Apple_logo(Bloomberg) — A handful of stocks that have meant everything to the U.S. equity market in 2015 are leading one of the year’s biggest declines.

Led by a 7.8 percent plunge in Netflix Inc., companies that have come to be known as the Fab Five saw $49 billion in market value erased Thursday, the most since Jan. 2013. Losses in Facebook Inc., Amazon.com Inc., Google Inc. and Apple Inc. pushed the Nasdaq 100 Index down 2.8 percent, its biggest decline since April 2014.

With market breadth drying up and industries such as energy and commodities producing few winners in 2015, pressure has increased on a handful of megacap technology and consumer stocks to shoulder gains. Prior to Thursday, rallies in the five companies actually exceeded that of the entire Standard & Poor’s 500 Index this year, on a weighted basis.

“As you get to the later stages of a market pullback or correction, people will typically sell those stocks in which they’ve had big profits,” Marshall Front, the Chicago-based chief investment officer at Front Barnett Associates LLC, said by phone. “This is a risk-off day and these are highly marketable, easily sold securities.”

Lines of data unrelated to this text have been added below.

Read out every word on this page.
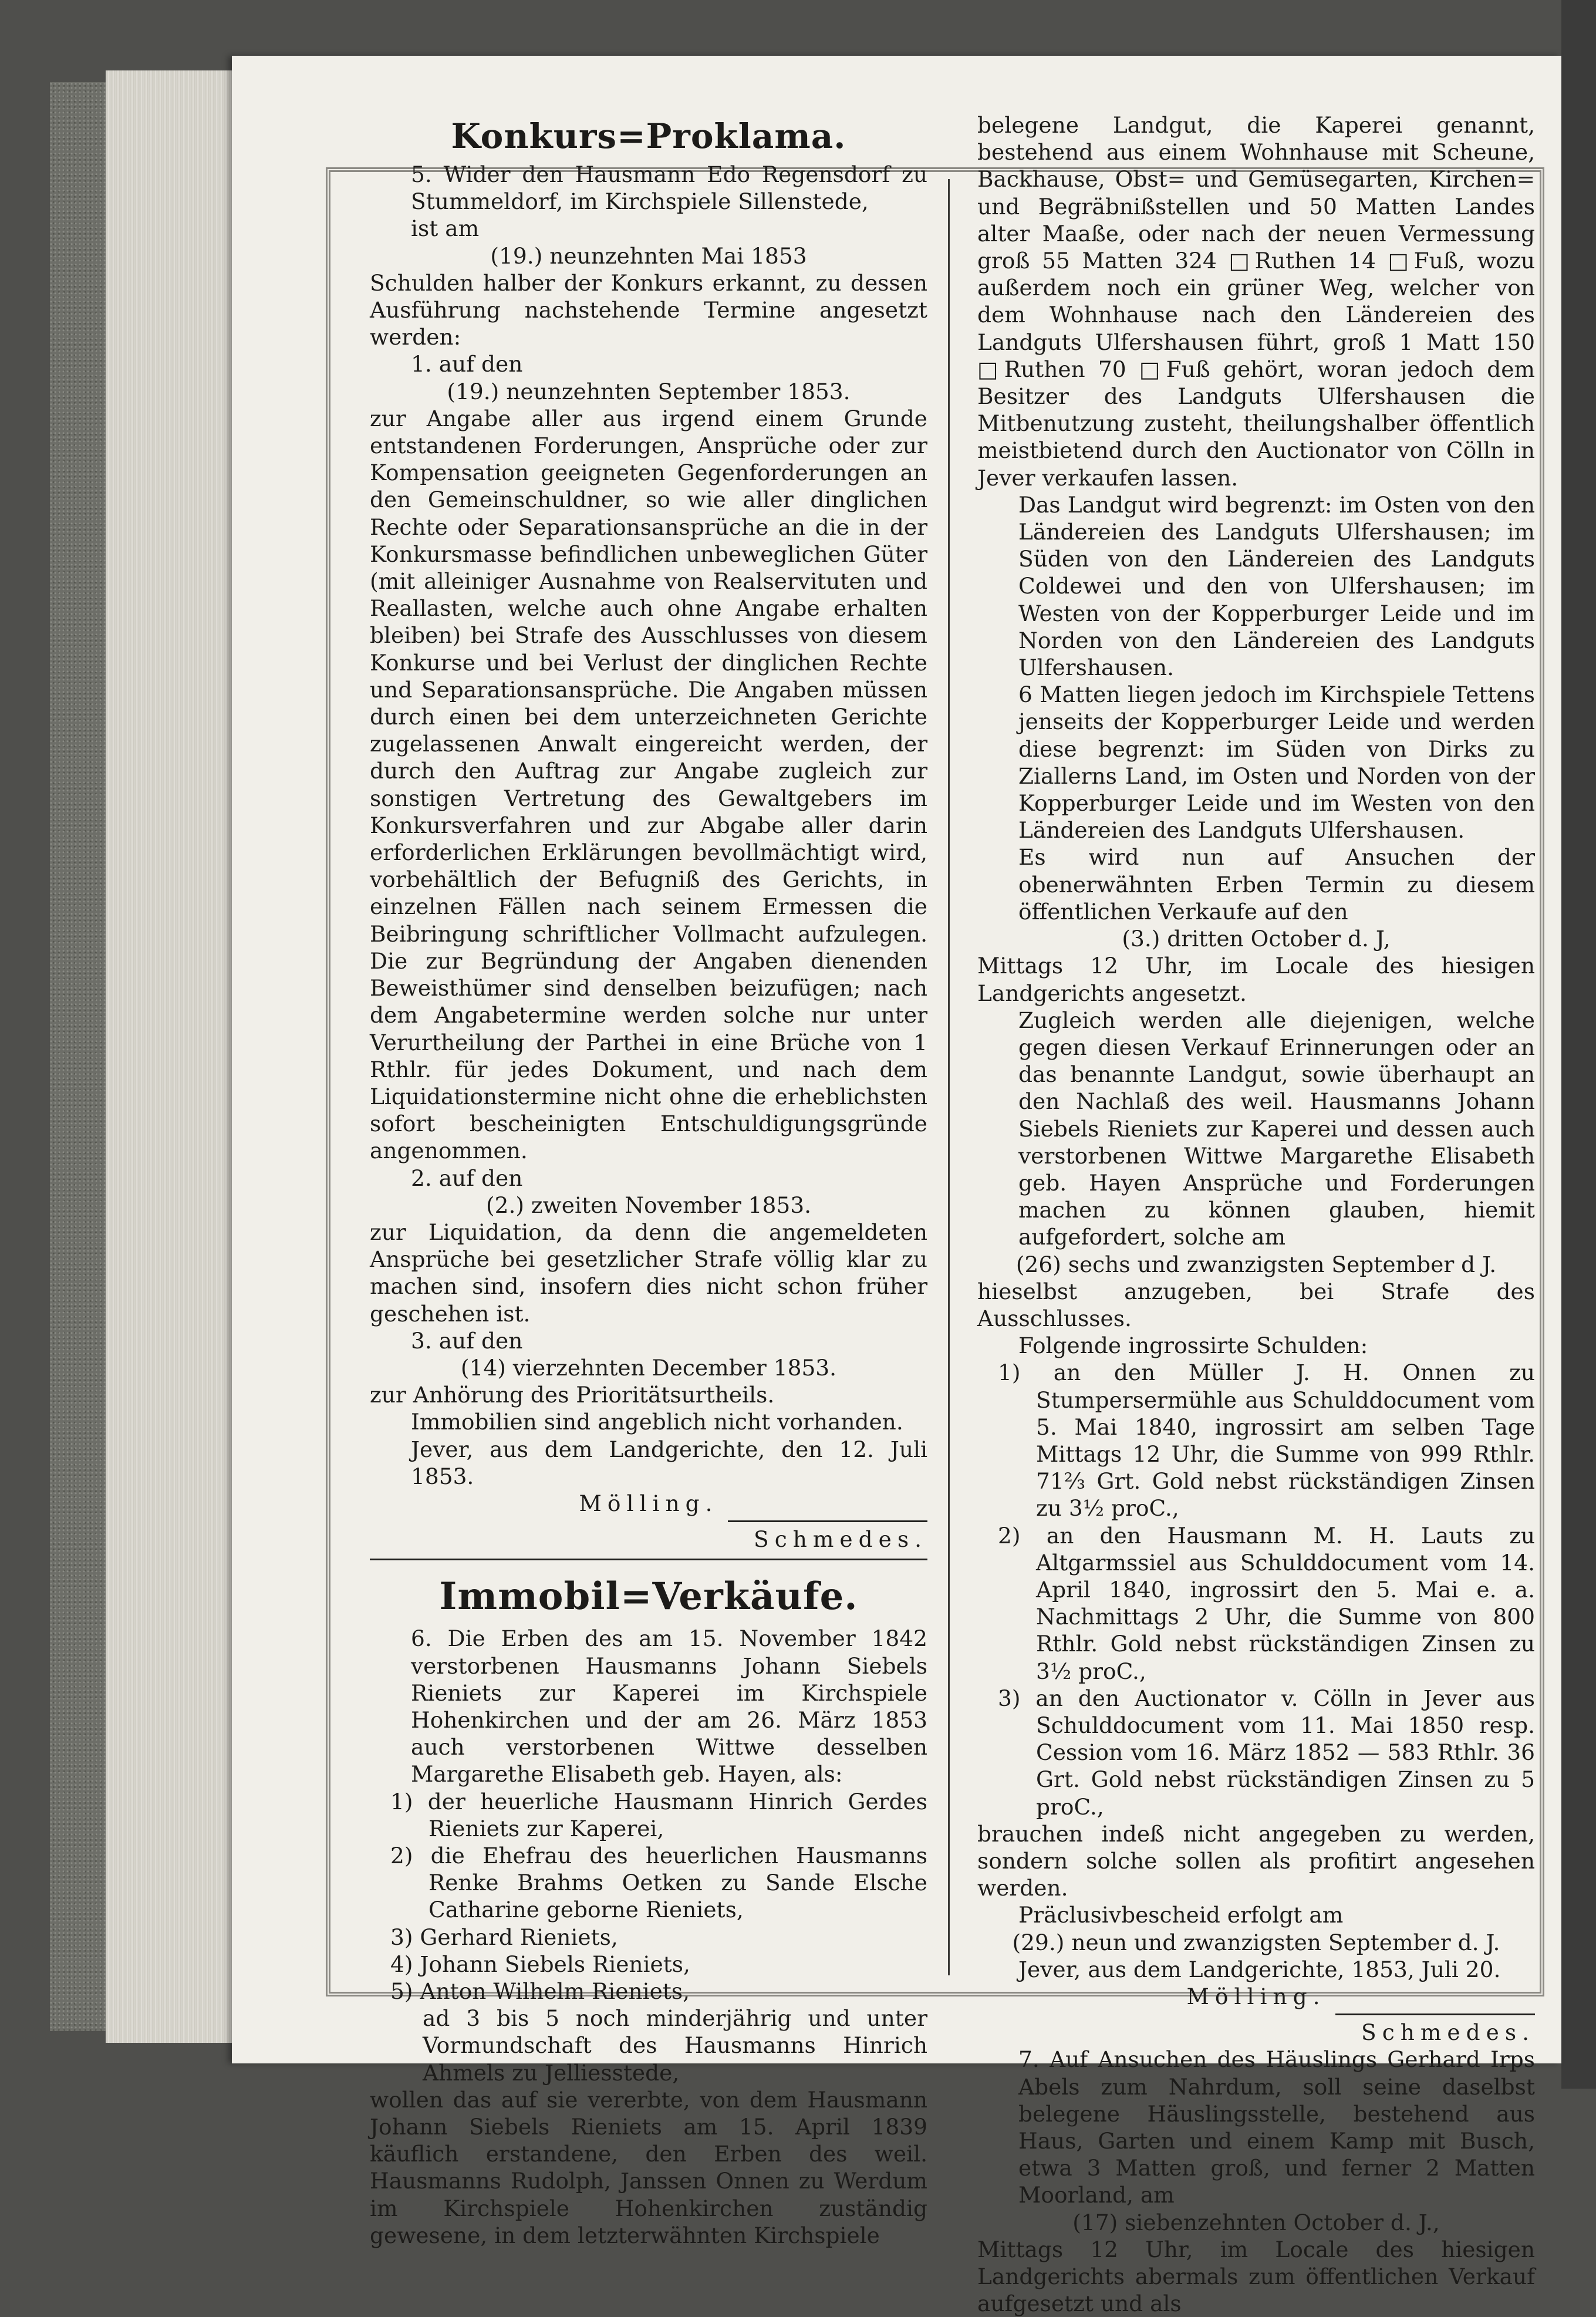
Konkurs=Proklama.

5. Wider den Hausmann Edo Regensdorf zu Stummeldorf, im Kirchspiele Sillenstede,

ist am

(19.) neunzehnten Mai 1853

Schulden halber der Konkurs erkannt, zu dessen Ausführung nachstehende Termine angesetzt werden:

1. auf den

(19.) neunzehnten September 1853.

zur Angabe aller aus irgend einem Grunde entstandenen Forderungen, Ansprüche oder zur Kompensation geeigneten Gegenforderungen an den Gemeinschuldner, so wie aller dinglichen Rechte oder Separationsansprüche an die in der Konkursmasse befindlichen unbeweglichen Güter (mit alleiniger Ausnahme von Realservituten und Reallasten, welche auch ohne Angabe erhalten bleiben) bei Strafe des Ausschlusses von diesem Konkurse und bei Verlust der dinglichen Rechte und Separationsansprüche. Die Angaben müssen durch einen bei dem unterzeichneten Gerichte zugelassenen Anwalt eingereicht werden, der durch den Auftrag zur Angabe zugleich zur sonstigen Vertretung des Gewaltgebers im Konkursverfahren und zur Abgabe aller darin erforderlichen Erklärungen bevollmächtigt wird, vorbehältlich der Befugniß des Gerichts, in einzelnen Fällen nach seinem Ermessen die Beibringung schriftlicher Vollmacht aufzulegen. Die zur Begründung der Angaben dienenden Beweisthümer sind denselben beizufügen; nach dem Angabetermine werden solche nur unter Verurtheilung der Parthei in eine Brüche von 1 Rthlr. für jedes Dokument, und nach dem Liquidationstermine nicht ohne die erheblichsten sofort bescheinigten Entschuldigungsgründe angenommen.

2. auf den

(2.) zweiten November 1853.

zur Liquidation, da denn die angemeldeten Ansprüche bei gesetzlicher Strafe völlig klar zu machen sind, insofern dies nicht schon früher geschehen ist.

3. auf den

(14) vierzehnten December 1853.

zur Anhörung des Prioritätsurtheils.

Immobilien sind angeblich nicht vorhanden.

Jever, aus dem Landgerichte, den 12. Juli 1853.

Mölling.

Schmedes.

Immobil=Verkäufe.

6. Die Erben des am 15. November 1842 verstorbenen Hausmanns Johann Siebels Rieniets zur Kaperei im Kirchspiele Hohenkirchen und der am 26. März 1853 auch verstorbenen Wittwe desselben Margarethe Elisabeth geb. Hayen, als:

1) der heuerliche Hausmann Hinrich Gerdes Rieniets zur Kaperei,

2) die Ehefrau des heuerlichen Hausmanns Renke Brahms Oetken zu Sande Elsche Catharine geborne Rieniets,

3) Gerhard Rieniets,

4) Johann Siebels Rieniets,

5) Anton Wilhelm Rieniets,

ad 3 bis 5 noch minderjährig und unter Vormundschaft des Hausmanns Hinrich Ahmels zu Jelliesstede,

wollen das auf sie vererbte, von dem Hausmann Johann Siebels Rieniets am 15. April 1839 käuflich erstandene, den Erben des weil. Hausmanns Rudolph, Janssen Onnen zu Werdum im Kirchspiele Hohenkirchen zuständig gewesene, in dem letzterwähnten Kirchspiele

belegene Landgut, die Kaperei genannt, bestehend aus einem Wohnhause mit Scheune, Backhause, Obst= und Gemüsegarten, Kirchen= und Begräbnißstellen und 50 Matten Landes alter Maaße, oder nach der neuen Vermessung groß 55 Matten 324 □Ruthen 14 □Fuß, wozu außerdem noch ein grüner Weg, welcher von dem Wohnhause nach den Ländereien des Landguts Ulfershausen führt, groß 1 Matt 150 □Ruthen 70 □Fuß gehört, woran jedoch dem Besitzer des Landguts Ulfershausen die Mitbenutzung zusteht, theilungshalber öffentlich meistbietend durch den Auctionator von Cölln in Jever verkaufen lassen.

Das Landgut wird begrenzt: im Osten von den Ländereien des Landguts Ulfershausen; im Süden von den Ländereien des Landguts Coldewei und den von Ulfershausen; im Westen von der Kopperburger Leide und im Norden von den Ländereien des Landguts Ulfershausen.

6 Matten liegen jedoch im Kirchspiele Tettens jenseits der Kopperburger Leide und werden diese begrenzt: im Süden von Dirks zu Ziallerns Land, im Osten und Norden von der Kopperburger Leide und im Westen von den Ländereien des Landguts Ulfershausen.

Es wird nun auf Ansuchen der obenerwähnten Erben Termin zu diesem öffentlichen Verkaufe auf den

(3.) dritten October d. J,

Mittags 12 Uhr, im Locale des hiesigen Landgerichts angesetzt.

Zugleich werden alle diejenigen, welche gegen diesen Verkauf Erinnerungen oder an das benannte Landgut, sowie überhaupt an den Nachlaß des weil. Hausmanns Johann Siebels Rieniets zur Kaperei und dessen auch verstorbenen Wittwe Margarethe Elisabeth geb. Hayen Ansprüche und Forderungen machen zu können glauben, hiemit aufgefordert, solche am

(26) sechs und zwanzigsten September d J.

hieselbst anzugeben, bei Strafe des Ausschlusses.

Folgende ingrossirte Schulden:

1) an den Müller J. H. Onnen zu Stumpersermühle aus Schulddocument vom 5. Mai 1840, ingrossirt am selben Tage Mittags 12 Uhr, die Summe von 999 Rthlr. 71⅔ Grt. Gold nebst rückständigen Zinsen zu 3½ proC.,

2) an den Hausmann M. H. Lauts zu Altgarmssiel aus Schulddocument vom 14. April 1840, ingrossirt den 5. Mai e. a. Nachmittags 2 Uhr, die Summe von 800 Rthlr. Gold nebst rückständigen Zinsen zu 3½ proC.,

3) an den Auctionator v. Cölln in Jever aus Schulddocument vom 11. Mai 1850 resp. Cession vom 16. März 1852 — 583 Rthlr. 36 Grt. Gold nebst rückständigen Zinsen zu 5 proC.,

brauchen indeß nicht angegeben zu werden, sondern solche sollen als profitirt angesehen werden.

Präclusivbescheid erfolgt am

(29.) neun und zwanzigsten September d. J.

Jever, aus dem Landgerichte, 1853, Juli 20.

Mölling.

Schmedes.

7. Auf Ansuchen des Häuslings Gerhard Irps Abels zum Nahrdum, soll seine daselbst belegene Häuslingsstelle, bestehend aus Haus, Garten und einem Kamp mit Busch, etwa 3 Matten groß, und ferner 2 Matten Moorland, am

(17) siebenzehnten October d. J.,

Mittags 12 Uhr, im Locale des hiesigen Landgerichts abermals zum öffentlichen Verkauf aufgesetzt und als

Gains in the Fab Five have contributed a total of 30 index points to the benchmark index this year through Wednesday, more than the 21 points that the S&P 500 added as a whole, data compiled by Bloomberg show. Those mega-cap companies are now dragging down stocks as signs of a slowing global economy and rising dollar take a toll on large multinationals.

Netflix, the best performer in the S&P 500 this year with a 133 percent rally, slid to $112.49 in New York, the sharpest decline for the shares since October 2014. The biggest online subscription video service had been climbing amid a 12 percent plunge in media stocks in the past month.